Fear Death By Drowning
By jamie_cameron
- 907 reads
FEAR DEATH BY DROWNING
Lucky was pregnant again. Paul always knew first. He stroked her and
felt her distended belly. "Mum, Lucky's having kittens again." He was
always right. He wondered if she should be neutered. He wasn't quite
sure what 'neutered' meant but he knew it would put an end to the
endless cycle of birth and death by drowning. He'd overheard his mother
in the Steamie.
It was amazing how women ignored you. You were invisible to them. They
laughed, they gossiped, tidied each other's lipstick, shared fags,
hitched bras, straightened stockings, pulled at the crotch of their
knickers. You might not as well have been there. Women together were
rude, crude, raucous and irresistible.
Only when a man came on the scene, and there were few men in the
Steamie, did their voices drop, as their eyes, expressionless and
intimidating, saw the intruder off the premises. But a boy could sit
unnoticed and unregarded for an hour as long as he remained
expressionless. The least hint of interest in the conversation brought
a quick rebuke and summary dismissal: "Hey, cloth ears, what are you
hingin' aboot here fur? Awa ye go and have a bath. Here's thruppence.
Share it wi' anither lad. It's a sin to waste watter."
Attached to the Steamie was the Lochee Public Baths and Swimming Pool.
There were ten cubicles, each held a huge cast-iron bath that took
fifteen minutes to fill. Plenty of room for a couple of boys. Rumour
had it that the O'Donnells sneaked in five of their brats at a time,
three boys and two girls, including the popular Mary O'Donnell. Rumour
had it that Mary would share with any boy who had a spare thruppence.
God forgive the Catholic Irish; the strait-laced Presbyterian Scots
never would.
"Spayed? No, I'd never do that to her. Lucky deserves a bit of fun out
of life."
Paul's ears tingled. They were talking about his cat.
"You're richt. We had Blackie neutered; she's never been the same
since."
"Blackie? I thought Blackie was a tom," said his mother.
"So he is. That's why he's never been the same."
A burst of laughter.
"Awa ye go, ye daft bugger."
That was his mother. Although she did not put on airs, she rarely
slipped into broad Locheese. Paul risked a smile.
"Whut are you sittin' doon there for? Hav' you got nuthin' tae dae?

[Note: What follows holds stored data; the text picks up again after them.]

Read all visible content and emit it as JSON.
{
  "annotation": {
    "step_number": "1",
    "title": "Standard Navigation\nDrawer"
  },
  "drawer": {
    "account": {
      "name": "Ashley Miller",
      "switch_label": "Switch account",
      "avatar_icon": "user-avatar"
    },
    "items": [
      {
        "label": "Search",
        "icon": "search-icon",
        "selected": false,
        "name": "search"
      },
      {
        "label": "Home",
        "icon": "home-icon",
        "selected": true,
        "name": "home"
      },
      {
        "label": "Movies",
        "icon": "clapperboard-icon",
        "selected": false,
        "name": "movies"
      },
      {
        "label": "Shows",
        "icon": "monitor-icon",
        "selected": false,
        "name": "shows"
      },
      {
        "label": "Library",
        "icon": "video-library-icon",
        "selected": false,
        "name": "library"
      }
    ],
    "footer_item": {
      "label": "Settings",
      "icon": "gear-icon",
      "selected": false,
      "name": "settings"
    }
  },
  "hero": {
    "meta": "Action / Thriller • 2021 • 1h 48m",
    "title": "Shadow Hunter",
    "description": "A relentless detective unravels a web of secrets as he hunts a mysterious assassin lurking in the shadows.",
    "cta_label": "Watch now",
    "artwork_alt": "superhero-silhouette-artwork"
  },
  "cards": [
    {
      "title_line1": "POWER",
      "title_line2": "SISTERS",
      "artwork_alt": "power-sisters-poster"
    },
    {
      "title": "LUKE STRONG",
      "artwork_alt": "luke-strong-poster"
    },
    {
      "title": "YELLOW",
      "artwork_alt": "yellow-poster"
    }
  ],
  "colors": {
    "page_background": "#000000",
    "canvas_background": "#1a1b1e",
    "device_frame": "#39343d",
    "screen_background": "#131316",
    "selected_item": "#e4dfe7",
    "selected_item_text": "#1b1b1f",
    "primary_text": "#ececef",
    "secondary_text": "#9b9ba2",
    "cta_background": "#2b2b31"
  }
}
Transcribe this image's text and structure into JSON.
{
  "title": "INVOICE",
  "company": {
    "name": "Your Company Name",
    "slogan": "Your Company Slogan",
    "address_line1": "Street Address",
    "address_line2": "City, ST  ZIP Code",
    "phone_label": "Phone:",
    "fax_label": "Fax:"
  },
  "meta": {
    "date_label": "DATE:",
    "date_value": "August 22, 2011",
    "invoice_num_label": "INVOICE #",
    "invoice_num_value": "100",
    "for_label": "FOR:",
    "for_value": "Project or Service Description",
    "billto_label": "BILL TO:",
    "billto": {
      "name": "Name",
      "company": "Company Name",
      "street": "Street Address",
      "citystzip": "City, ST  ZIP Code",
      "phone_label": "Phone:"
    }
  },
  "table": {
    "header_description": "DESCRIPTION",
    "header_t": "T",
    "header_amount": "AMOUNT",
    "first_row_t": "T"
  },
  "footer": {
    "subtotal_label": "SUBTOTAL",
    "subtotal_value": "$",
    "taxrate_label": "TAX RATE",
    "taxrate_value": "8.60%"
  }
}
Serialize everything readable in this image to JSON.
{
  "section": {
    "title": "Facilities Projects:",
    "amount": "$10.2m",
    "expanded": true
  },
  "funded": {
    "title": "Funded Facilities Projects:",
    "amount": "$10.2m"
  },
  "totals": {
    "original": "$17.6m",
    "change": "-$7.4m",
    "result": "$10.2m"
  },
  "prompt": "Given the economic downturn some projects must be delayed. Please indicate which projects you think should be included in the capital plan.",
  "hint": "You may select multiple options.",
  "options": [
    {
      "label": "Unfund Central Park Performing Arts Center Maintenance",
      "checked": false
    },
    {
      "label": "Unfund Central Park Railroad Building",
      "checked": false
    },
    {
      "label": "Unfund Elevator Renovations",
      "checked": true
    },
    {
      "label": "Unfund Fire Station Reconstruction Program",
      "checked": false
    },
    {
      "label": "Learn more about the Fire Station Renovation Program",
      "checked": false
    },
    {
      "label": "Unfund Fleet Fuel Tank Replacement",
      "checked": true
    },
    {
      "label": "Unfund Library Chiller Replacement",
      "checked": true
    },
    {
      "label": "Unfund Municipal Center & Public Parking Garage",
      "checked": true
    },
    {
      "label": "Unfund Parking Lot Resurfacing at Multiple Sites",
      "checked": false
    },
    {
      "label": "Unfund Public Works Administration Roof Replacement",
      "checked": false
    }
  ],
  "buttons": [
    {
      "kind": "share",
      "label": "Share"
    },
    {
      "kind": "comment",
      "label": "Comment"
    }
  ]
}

Do
you want thruppence for a bath?" That was Mary Doherty, his mother's
Steamie partner.
"Leave him for now, Mary," interrupted his mother. "We're nearly done.
He can help feed the sheets into the mangle. Anyway, Lucky's his cat. I
don't think he'd like it if the vet turned her into a big fat
lump."
"I've already got my grannie," chirped Paul. Dangerous, but he got away
with it that time.
"And he helps droon the kittens," said his mother.
"Cathie Bosquet, dinnae tell me you're still droonin' the kittens?"
Mary Doherty protested. "You're a hard-hearted wuman."
"I am not," said his mother briskly. "It's the humane thing to do. The
pet shop doesn't want them. The vet charges sixpence a time to put them
to sleep. I'm not going to stick them in a bag and dump them in the
bins. The council can get you for that. So I drown them. And Jean-Paul
helps. Don't you, son."
He did help. He never liked drowing the kittens, but it had to be done.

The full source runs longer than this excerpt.